The abbot does not suggest that a gathering in the church at Blackfriars was in any way unusual and his description suggests quite a gathering of the kingdom’s political elite. It was, of course, immediately adjacent to his residence in the King’s House and had been previously the venue for great gatherings of state as far back as 1266 at least. Indeed, it was there in March 1416 that Robert, duke of Albany, is known to have convened one of his Perth general councils. We can just as easily assume that the Blackfriars’ church was ‘the customary place’ for assemblies as the tolbooth.
Churches were by no means unusual as meeting-places for lay political assemblies. During the Wars of Independence, King Robert I had held great councils and parliaments in various monasteries around his kingdom, including the cathedral-priory at St Andrews and the abbeys at Cambuskenneth, Holyrood and Newbattle. The assemblies were not necessarily convened in the churches there, although as the largest available space that was a possibility, but it is more likely that a smaller room in the complex was used. In England, the chapterhouse of Westminster Abbey was the early meeting-place of the Commons. We must bear in mind that these were not huge assemblies, with members numbering in tens rather than hundreds, so in the Scottish context the chapterhouses of the monasteries, refectories, abbot’s halls or guest-halls would probably have been more convenient. But, as the 1433 Perth case shows, churches too served a lay meeting-places. In April 1335, for example, during the second Wars of Independence, the Scottish leadership had held a parliament in the parish church at Dairsie in Fife (not the nearby castle, as sometimes claimed, which was not built until the sixteenth century). More (in)famously, in June 1342, Sir Alexander Ramsay of Dalhousie, sheriff of Teviotdale, was holding his sheriff court inside the parish church of St Mary at Hawick when he was attacked and abducted by his political and territorial rival, Sir William Douglas of Liddesdale. In 1416, in addition to its customary use as the meeting place for exchequer audits, the chapel of St Mary beside Perth’s bridge at the northern end of the High Street was where the chancellor of Scotland, Bishop Gilbert Greenlaw of Aberdeen, held a tribunal to inspect legal documents. It may have been unusual to occupy the sanctuary area, as James I did in 1433 at the Blackfriars, but it was certainly far from unusual to use churches as law-court and assembly venues.
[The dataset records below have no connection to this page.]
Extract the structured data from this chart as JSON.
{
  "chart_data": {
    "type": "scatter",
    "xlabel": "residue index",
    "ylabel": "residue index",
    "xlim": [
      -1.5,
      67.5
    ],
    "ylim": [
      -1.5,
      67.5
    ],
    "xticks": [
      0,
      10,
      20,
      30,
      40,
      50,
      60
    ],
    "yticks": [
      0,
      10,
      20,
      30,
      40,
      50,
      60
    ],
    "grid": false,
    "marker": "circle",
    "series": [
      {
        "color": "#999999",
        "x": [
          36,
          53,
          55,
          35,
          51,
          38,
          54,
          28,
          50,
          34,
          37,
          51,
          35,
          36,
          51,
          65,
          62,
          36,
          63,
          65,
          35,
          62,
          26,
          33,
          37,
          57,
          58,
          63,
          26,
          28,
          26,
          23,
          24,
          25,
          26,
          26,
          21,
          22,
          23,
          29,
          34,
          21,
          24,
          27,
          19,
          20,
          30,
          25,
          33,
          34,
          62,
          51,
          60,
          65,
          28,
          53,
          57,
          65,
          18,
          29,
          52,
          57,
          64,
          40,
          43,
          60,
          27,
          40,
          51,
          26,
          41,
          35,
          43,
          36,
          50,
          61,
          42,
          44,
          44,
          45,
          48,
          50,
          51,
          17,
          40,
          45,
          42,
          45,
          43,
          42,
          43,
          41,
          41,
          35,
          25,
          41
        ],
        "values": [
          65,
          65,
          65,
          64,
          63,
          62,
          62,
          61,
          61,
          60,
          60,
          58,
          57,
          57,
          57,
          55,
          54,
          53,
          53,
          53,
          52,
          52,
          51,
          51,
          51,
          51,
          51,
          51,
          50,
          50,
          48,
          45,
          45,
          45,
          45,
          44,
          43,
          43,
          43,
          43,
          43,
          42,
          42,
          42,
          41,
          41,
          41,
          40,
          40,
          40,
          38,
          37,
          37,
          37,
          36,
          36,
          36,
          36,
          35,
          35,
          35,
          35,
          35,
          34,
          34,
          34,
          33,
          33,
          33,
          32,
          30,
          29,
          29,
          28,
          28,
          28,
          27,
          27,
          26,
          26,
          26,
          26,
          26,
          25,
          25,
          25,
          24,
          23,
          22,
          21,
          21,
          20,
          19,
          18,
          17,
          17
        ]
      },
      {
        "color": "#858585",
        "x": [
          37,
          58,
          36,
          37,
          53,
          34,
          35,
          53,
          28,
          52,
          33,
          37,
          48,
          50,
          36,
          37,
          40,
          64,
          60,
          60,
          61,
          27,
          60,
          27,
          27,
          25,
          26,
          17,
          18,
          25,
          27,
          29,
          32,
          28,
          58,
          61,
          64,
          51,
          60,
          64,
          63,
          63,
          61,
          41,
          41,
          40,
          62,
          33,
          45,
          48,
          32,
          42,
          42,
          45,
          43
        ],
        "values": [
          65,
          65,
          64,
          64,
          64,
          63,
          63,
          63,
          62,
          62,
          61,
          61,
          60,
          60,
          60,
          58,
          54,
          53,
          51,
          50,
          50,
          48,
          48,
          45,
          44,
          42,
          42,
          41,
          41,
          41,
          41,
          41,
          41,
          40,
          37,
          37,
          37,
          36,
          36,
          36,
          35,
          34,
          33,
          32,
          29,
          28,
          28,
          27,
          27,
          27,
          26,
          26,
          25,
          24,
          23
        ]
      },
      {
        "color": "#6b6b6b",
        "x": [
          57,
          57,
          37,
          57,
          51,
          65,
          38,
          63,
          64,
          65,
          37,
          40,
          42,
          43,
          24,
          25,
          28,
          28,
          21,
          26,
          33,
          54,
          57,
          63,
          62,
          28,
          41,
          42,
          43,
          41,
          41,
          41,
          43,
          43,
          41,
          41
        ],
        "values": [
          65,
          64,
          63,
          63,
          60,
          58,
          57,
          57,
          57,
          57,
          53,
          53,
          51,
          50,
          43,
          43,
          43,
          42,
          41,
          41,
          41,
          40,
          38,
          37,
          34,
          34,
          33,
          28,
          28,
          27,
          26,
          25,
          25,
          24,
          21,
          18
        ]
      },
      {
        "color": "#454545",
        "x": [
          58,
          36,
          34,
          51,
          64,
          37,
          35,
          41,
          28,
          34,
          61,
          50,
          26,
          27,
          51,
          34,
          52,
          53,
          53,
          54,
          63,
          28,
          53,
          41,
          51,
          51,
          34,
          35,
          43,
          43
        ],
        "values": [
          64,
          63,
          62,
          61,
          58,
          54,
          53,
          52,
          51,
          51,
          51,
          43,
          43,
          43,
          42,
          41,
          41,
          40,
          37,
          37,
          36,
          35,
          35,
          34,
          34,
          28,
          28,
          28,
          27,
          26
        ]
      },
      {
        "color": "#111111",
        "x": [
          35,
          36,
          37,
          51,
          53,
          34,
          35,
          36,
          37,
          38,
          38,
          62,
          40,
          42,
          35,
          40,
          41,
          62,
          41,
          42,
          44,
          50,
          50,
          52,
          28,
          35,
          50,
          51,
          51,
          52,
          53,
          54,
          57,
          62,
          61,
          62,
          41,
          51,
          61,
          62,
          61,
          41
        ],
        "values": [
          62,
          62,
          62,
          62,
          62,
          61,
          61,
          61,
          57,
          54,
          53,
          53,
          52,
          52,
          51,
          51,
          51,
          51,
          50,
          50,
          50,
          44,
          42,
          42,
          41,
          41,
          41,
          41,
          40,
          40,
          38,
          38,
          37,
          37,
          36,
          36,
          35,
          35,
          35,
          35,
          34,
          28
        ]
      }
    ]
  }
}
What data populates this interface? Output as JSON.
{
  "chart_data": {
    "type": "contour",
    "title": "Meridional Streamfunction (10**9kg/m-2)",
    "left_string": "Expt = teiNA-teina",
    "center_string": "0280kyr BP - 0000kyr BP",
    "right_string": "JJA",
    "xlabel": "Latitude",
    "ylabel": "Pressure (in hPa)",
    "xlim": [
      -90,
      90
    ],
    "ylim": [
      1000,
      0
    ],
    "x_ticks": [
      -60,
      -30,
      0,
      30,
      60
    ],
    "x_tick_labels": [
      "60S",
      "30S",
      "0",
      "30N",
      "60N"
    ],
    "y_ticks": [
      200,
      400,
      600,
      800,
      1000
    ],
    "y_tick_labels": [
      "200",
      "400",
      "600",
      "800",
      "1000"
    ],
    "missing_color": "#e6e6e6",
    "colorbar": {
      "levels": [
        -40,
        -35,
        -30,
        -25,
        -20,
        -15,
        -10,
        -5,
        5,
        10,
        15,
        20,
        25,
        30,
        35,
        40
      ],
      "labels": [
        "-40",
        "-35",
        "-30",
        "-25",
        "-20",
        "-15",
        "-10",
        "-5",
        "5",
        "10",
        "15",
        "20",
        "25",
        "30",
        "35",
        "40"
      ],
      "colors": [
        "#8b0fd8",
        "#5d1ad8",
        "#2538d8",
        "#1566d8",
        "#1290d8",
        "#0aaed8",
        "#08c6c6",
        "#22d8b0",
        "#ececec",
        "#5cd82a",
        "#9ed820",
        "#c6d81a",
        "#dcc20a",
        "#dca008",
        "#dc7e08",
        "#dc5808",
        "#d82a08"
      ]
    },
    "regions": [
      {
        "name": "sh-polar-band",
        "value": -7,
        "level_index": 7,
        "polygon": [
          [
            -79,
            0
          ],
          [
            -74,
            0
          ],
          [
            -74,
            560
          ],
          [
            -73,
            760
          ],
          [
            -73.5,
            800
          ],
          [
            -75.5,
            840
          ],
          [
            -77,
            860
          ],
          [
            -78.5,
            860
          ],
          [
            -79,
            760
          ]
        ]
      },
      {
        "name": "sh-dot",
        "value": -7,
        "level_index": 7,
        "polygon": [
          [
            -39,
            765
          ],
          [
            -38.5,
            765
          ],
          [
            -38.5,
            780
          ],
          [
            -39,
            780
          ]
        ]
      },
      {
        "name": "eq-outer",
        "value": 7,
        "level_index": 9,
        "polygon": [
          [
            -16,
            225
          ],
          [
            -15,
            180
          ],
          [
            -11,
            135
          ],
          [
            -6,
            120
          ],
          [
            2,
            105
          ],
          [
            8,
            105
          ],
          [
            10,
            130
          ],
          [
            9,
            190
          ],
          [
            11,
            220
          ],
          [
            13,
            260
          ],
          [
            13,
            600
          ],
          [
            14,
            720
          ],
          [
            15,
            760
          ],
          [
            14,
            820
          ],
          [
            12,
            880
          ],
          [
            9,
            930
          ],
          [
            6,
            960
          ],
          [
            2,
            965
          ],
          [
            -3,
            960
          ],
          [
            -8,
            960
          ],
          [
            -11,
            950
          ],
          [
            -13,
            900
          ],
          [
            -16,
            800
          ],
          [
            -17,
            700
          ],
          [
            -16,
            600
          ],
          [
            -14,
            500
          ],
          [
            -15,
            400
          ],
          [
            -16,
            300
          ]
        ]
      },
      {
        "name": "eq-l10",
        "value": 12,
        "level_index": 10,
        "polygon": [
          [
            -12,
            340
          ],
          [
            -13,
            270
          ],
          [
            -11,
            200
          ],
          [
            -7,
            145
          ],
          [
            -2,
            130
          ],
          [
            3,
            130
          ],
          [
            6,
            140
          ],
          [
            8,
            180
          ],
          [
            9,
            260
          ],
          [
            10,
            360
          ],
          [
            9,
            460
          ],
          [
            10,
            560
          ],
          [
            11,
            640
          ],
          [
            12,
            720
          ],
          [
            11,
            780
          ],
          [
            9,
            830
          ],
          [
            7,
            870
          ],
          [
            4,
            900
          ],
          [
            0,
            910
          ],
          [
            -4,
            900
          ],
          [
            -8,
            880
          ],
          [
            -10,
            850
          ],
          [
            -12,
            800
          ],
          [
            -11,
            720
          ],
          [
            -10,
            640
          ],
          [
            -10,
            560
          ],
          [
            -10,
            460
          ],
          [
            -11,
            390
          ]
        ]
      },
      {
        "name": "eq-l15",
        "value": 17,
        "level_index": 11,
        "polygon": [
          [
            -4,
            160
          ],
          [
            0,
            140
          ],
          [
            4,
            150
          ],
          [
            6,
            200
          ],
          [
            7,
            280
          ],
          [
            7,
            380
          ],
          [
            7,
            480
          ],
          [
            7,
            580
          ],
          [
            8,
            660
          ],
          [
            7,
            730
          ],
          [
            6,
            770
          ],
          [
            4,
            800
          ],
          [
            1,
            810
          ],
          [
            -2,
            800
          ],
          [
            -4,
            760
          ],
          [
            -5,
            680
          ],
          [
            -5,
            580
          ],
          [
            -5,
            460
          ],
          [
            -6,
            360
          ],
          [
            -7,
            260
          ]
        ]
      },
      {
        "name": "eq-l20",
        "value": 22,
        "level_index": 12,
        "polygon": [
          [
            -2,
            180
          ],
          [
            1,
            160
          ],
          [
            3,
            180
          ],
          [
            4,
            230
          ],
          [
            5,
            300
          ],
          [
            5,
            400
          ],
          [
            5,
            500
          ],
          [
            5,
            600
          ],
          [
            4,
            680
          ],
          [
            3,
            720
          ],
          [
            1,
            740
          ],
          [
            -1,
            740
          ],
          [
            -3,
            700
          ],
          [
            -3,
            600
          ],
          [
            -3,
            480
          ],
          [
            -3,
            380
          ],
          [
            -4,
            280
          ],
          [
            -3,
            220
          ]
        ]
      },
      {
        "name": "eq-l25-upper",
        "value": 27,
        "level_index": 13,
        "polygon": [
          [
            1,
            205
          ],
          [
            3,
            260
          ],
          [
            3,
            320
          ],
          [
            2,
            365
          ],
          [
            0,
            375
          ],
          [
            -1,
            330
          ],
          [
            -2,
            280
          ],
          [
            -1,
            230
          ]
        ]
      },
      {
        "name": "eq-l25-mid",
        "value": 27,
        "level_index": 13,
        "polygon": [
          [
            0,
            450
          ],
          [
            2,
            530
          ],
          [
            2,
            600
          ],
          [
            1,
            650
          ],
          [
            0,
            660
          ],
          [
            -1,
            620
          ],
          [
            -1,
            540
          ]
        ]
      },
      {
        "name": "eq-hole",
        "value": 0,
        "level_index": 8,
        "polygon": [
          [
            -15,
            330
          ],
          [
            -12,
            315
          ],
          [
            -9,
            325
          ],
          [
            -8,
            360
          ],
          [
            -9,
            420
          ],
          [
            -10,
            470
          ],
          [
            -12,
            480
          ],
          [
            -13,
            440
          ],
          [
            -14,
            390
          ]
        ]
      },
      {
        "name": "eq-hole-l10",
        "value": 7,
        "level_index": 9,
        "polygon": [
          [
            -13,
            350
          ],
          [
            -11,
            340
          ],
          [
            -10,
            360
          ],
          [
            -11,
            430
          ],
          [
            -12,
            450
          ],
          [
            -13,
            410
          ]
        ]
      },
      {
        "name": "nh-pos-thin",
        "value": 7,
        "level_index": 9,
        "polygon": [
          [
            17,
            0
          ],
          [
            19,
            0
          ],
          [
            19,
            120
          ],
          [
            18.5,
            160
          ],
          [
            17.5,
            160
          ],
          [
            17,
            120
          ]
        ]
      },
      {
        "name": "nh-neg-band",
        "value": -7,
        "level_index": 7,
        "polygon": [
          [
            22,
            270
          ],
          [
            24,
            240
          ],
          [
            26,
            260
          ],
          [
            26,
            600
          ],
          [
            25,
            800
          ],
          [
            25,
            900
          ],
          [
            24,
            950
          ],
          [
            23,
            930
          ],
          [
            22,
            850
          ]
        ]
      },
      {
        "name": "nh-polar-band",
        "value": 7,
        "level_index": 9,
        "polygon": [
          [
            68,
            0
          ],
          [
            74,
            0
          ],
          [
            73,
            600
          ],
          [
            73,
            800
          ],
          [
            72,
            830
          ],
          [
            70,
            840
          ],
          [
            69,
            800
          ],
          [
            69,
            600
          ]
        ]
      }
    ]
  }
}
What ‘the customary place’ at Perth might have evolved into is one of the many ‘what-ifs’ of the violent end to James’s reign. James’s death in his residence adjacent to the Blackfriars may have been one reason why his son chose not to hold his parliaments within that building on the occasions he returned to the burgh. But had Perth retained its place as the favoured meeting ground for the kingdom’s political assemblies, something that the sudden and premature death of James II in 1460 prevented it from re-establishing, it is likely that somewhere other than the friary might have become the usual venue. As at Edinburgh, it is quite likely that the tolbooth would have been that place. It is an intriguing possibility to imagine that in the 1630s it could have been in Perth rather than Edinburgh that the kingdom’s first purpose-built parliament hall was eventually erected.